Die Hoden werden während der Embryonal-Entwicklung zunächst in der Bauchhöhle gebildet. Dort sollen sie aber natürlich nicht bleiben, denn das wäre auf die Dauer zu warm. Deswegen wandern die Keimdrüsen noch im Mutterleib in den kühleren Hodensack. Zwischen der 28. und 32. Schwangerschaftswoche kommt es normalerweise zum Abstieg. Descensus testis heißt das im Medizinerlatein.
Auf diesem Weg schieben die Hoden jeweils eine Spalte des Bauchfells (Peritoneum) und der inneren Körperfaszie (Fascia transversalis) vor sich her. Die ausgestülpten Gewebespalten, die auch als Scheidenhautfortsatz (Processus vaginalis) bezeichnet werden, legen sich als innere Hüllen um die abgestiegenen Hoden und bilden eine mit geringer Flüssigmenge gefüllte Verschiebeschicht im Hodensack, die zeitlebens bestehen bleibt.
Wenn nicht alles rund läuft
An ihrem bauchhöhlenseitigen Ende verkleben sie normalerweise meist schon vor der Geburt, manchmal aber auch erst zum 2. Lebensjahr. Dadurch wird – wenn alles funktioniert wie vorgesehen – der entstandene Spaltraum wieder verschlossen und das Austreten von Bauchhöhlenflüssigkeit (Wasserbruch/Hydrozele) oder Gewebe- bzw. Organteilen (Leistenbruch) verhindert.
Bei manchen Neugeborenen ist die Auswanderung aus der Bauchhöhle allerdings zum Zeitpunkt der Geburt noch nicht abgeschlossen und dauert bis ins 1. Lebensjahr an. Vor allem bei Frühgeborenen ist das vergleichsweise häufig der Fall. Dann spricht man von einem physiologischen Hodenhochstand, der zwar ein spätes, aber noch gesundes Ende findet. Nur wenn der Abstieg auch dann noch nicht erfolgt, wird das Ganze behandlungsbedürftig.

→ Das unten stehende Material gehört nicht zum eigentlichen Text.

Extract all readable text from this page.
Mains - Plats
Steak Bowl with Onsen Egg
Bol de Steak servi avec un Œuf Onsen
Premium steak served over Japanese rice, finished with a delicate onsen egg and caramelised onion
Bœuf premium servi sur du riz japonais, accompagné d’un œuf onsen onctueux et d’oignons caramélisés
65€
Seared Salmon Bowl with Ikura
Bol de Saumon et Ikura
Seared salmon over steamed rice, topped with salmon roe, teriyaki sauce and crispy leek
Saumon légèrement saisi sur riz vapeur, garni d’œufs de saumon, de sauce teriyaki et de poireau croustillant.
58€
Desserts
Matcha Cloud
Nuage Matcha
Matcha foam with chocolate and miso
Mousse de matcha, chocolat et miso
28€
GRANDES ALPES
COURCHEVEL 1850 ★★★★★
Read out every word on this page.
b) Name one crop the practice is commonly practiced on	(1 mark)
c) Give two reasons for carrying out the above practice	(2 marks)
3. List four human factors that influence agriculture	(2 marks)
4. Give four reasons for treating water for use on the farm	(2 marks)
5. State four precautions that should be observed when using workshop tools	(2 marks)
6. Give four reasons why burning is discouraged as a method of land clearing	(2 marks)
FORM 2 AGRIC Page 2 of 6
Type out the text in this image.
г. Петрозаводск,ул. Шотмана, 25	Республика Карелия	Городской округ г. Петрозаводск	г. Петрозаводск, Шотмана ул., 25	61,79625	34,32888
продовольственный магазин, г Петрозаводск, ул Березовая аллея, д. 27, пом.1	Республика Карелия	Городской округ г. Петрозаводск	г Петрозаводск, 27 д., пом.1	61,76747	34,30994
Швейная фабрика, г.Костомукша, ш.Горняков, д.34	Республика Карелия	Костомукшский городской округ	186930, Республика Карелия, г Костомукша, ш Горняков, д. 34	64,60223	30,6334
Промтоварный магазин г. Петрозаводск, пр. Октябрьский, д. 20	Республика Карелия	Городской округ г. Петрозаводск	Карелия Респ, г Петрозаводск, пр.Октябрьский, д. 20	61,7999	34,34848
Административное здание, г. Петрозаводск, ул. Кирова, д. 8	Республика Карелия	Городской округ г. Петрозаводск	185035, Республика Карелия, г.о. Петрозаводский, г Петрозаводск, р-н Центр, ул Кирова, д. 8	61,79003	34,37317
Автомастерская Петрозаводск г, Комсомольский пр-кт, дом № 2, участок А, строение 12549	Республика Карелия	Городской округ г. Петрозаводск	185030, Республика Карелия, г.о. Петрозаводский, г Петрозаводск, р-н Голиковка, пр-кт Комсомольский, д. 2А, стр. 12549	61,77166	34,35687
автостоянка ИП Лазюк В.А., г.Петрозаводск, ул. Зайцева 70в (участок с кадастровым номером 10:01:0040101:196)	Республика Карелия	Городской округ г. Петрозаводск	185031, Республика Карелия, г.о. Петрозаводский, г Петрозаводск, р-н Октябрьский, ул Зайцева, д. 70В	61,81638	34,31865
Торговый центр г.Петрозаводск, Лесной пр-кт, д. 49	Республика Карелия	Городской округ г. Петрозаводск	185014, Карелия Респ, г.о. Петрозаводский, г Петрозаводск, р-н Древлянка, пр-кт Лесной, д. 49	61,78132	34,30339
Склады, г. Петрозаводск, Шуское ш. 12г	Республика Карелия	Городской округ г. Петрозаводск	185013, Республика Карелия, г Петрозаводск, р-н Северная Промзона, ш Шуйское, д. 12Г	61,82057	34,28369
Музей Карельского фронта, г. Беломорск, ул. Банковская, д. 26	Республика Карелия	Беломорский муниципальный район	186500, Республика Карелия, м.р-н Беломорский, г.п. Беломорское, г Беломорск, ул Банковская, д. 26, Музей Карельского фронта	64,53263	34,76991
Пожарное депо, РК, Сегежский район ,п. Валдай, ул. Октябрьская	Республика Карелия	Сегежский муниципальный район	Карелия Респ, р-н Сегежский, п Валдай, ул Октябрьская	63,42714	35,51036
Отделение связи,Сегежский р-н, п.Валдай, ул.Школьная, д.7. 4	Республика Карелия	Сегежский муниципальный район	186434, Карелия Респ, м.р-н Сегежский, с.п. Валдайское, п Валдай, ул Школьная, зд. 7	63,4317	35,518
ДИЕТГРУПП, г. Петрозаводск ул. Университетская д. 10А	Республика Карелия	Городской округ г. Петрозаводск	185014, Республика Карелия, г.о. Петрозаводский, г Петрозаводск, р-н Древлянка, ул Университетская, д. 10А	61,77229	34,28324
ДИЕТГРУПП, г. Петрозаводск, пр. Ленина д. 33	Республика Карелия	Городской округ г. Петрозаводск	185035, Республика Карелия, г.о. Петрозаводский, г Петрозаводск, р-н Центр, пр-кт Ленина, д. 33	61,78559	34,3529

auch im Alter von 75 Jahren kann es vorkommen, dass sich der Hoden bewegt oder "wandert", was meist auf Veränderungen in der Muskulatur des Samenstrangs und des Hodensacks zurückzuführen ist. Der Hoden ist durch den Kremastermuskel mit dem Unterbauch verbunden, und dieser Muskel reagiert auf Temperatur, Berührungen und andere Reize.
Der Kremastermuskel reagiert automatisch auf Kälte, Wärme und auch auf mechanische Reize. Selbst im höheren Alter bleibt dieser Reflex aktiv und kann dazu führen, dass der Hoden in den Leistenkanal gezogen wird und „wandert“.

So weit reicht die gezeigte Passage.